In an interview published Friday, Sharon warned that he hasn’t exhausted his repertoire of sanctions against Arafat and that he will ask President Bush to break off contacts with the Palestinian leader.

Sharon is to hold talks with Bush at the White House next week, their fourth meeting in a year.

New York: Arab station severs CNN ties after airing of bin Laden tape

CNN expressed resolve, regret and a bit of pique Friday after an influential Arab station cut its ties with the news network in a rift over an interview with Osama bin Laden.

The disagreement began after CNN aired excerpts from the interview apparently made last October by the Arab satellite outlet Al-Jazeera. For undetermined reasons, Al-Jazeera chose not to air the tape or, for some weeks, confirm its existence.

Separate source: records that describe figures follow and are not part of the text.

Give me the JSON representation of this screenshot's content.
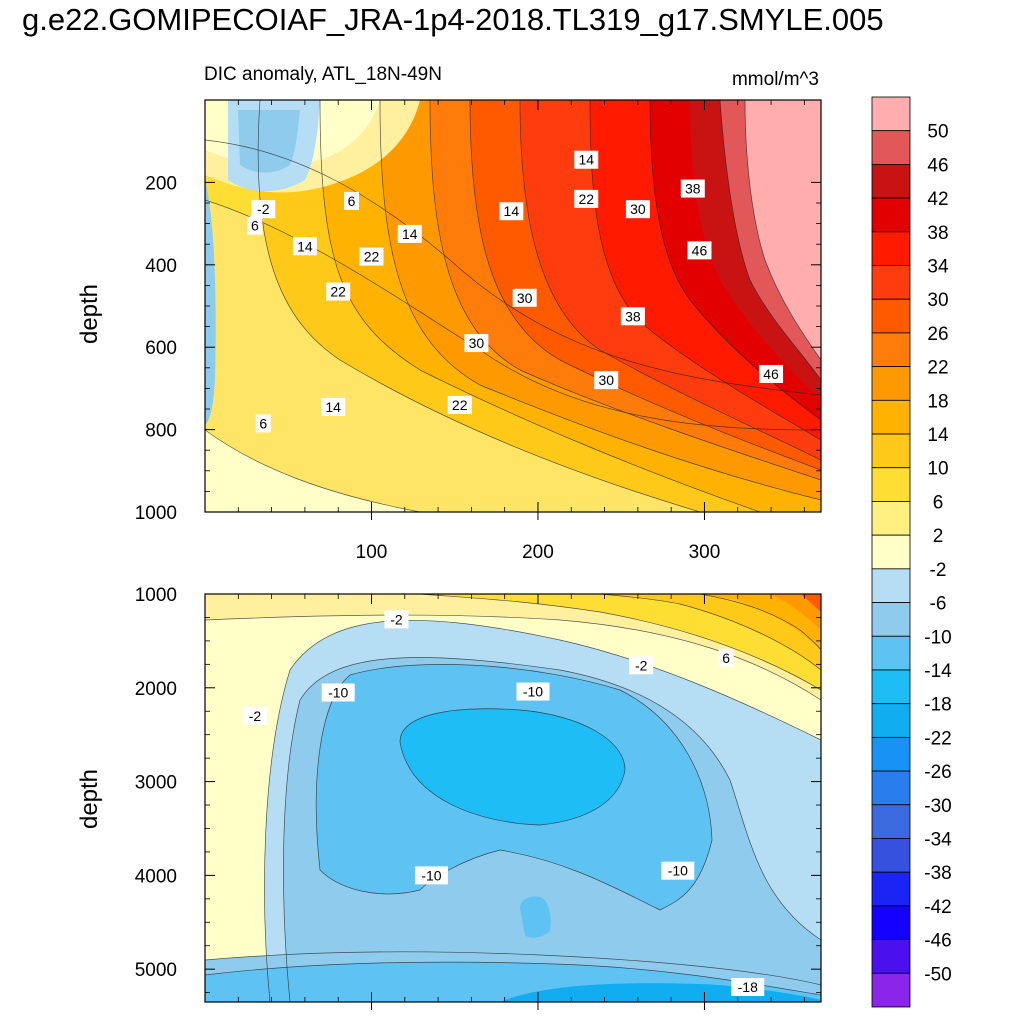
{
  "header": {
    "title": "g.e22.GOMIPECOIAF_JRA-1p4-2018.TL319_g17.SMYLE.005",
    "subtitle": "DIC anomaly, ATL_18N-49N",
    "units": "mmol/m^3"
  },
  "chart_data": [
    {
      "type": "heatmap",
      "name": "upper-panel",
      "xlabel": "",
      "ylabel": "depth",
      "xlim": [
        0,
        370
      ],
      "ylim": [
        1000,
        0
      ],
      "x_ticks": [
        100,
        200,
        300
      ],
      "y_ticks": [
        200,
        400,
        600,
        800,
        1000
      ],
      "contour_labels": [
        {
          "text": "-2",
          "x": 35,
          "y": 265
        },
        {
          "text": "6",
          "x": 88,
          "y": 245
        },
        {
          "text": "6",
          "x": 30,
          "y": 305
        },
        {
          "text": "14",
          "x": 60,
          "y": 355
        },
        {
          "text": "22",
          "x": 100,
          "y": 380
        },
        {
          "text": "14",
          "x": 123,
          "y": 325
        },
        {
          "text": "22",
          "x": 80,
          "y": 465
        },
        {
          "text": "14",
          "x": 184,
          "y": 270
        },
        {
          "text": "14",
          "x": 229,
          "y": 145
        },
        {
          "text": "22",
          "x": 229,
          "y": 240
        },
        {
          "text": "30",
          "x": 260,
          "y": 265
        },
        {
          "text": "38",
          "x": 293,
          "y": 215
        },
        {
          "text": "46",
          "x": 297,
          "y": 365
        },
        {
          "text": "30",
          "x": 192,
          "y": 480
        },
        {
          "text": "38",
          "x": 257,
          "y": 525
        },
        {
          "text": "30",
          "x": 163,
          "y": 590
        },
        {
          "text": "30",
          "x": 241,
          "y": 680
        },
        {
          "text": "22",
          "x": 153,
          "y": 740
        },
        {
          "text": "14",
          "x": 77,
          "y": 745
        },
        {
          "text": "6",
          "x": 35,
          "y": 785
        },
        {
          "text": "46",
          "x": 340,
          "y": 665
        }
      ]
    },
    {
      "type": "heatmap",
      "name": "lower-panel",
      "xlabel": "",
      "ylabel": "depth",
      "xlim": [
        0,
        370
      ],
      "ylim": [
        5350,
        1000
      ],
      "x_ticks": [
        100,
        200,
        300
      ],
      "y_ticks": [
        1000,
        2000,
        3000,
        4000,
        5000
      ],
      "contour_labels": [
        {
          "text": "-2",
          "x": 115,
          "y": 1270
        },
        {
          "text": "-2",
          "x": 262,
          "y": 1760
        },
        {
          "text": "6",
          "x": 313,
          "y": 1680
        },
        {
          "text": "-10",
          "x": 80,
          "y": 2050
        },
        {
          "text": "-10",
          "x": 197,
          "y": 2040
        },
        {
          "text": "-2",
          "x": 30,
          "y": 2300
        },
        {
          "text": "-10",
          "x": 136,
          "y": 4000
        },
        {
          "text": "-10",
          "x": 284,
          "y": 3950
        },
        {
          "text": "-18",
          "x": 326,
          "y": 5190
        }
      ]
    }
  ],
  "colorbar": {
    "levels": [
      "50",
      "46",
      "42",
      "38",
      "34",
      "30",
      "26",
      "22",
      "18",
      "14",
      "10",
      "6",
      "2",
      "-2",
      "-6",
      "-10",
      "-14",
      "-18",
      "-22",
      "-26",
      "-30",
      "-34",
      "-38",
      "-42",
      "-46",
      "-50"
    ],
    "colors": [
      "#ffadad",
      "#e25757",
      "#c91313",
      "#e30000",
      "#ff1a00",
      "#ff3c0d",
      "#ff5a00",
      "#ff7b0a",
      "#ff9900",
      "#ffb300",
      "#ffc91a",
      "#ffde33",
      "#fff080",
      "#ffffc8",
      "#b5ddf4",
      "#8fcbed",
      "#5ec2f3",
      "#1fbdf5",
      "#10aef0",
      "#1893f5",
      "#2a7ded",
      "#3a69e0",
      "#3650e0",
      "#1a25f5",
      "#1400ff",
      "#4a10ee",
      "#8a25ea"
    ]
  }
}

CNN said it received the 60-minute interview, during which bin Laden declares that killing innocent civilians “is permissible in Islamic law,” through unofficial channels. It began airing portions of the video Thursday.

According to CNN, Al-Jazeera accused the American network of obtaining the tape illegally.

Iran: Tehran’s prayer leader says Bush is ‘crazy’

The head of Iran’s powerful Guardian Council lashed out at President Bush during a sermon Friday, the latest voice in a growing chorus of criticism from a country whose relations with the United States had seemed to be warming until recently.

Hard-line cleric Ayatollah Ahmad Jannati ridiculed Bush’s warnings to Iran not to harbor associates of Osama bin Laden or cause upheaval in neighboring Afghanistan.

“The U.S. president is talking crazy in accusing Iran of harboring al-Qaida people,” Jannati said in comments carried by state-run radio.

“Can anybody speak more stupidly than this? We had been enemies of them. We hated each other and we never had any commonalities,” he said, referring to al-Qaida and the Taliban.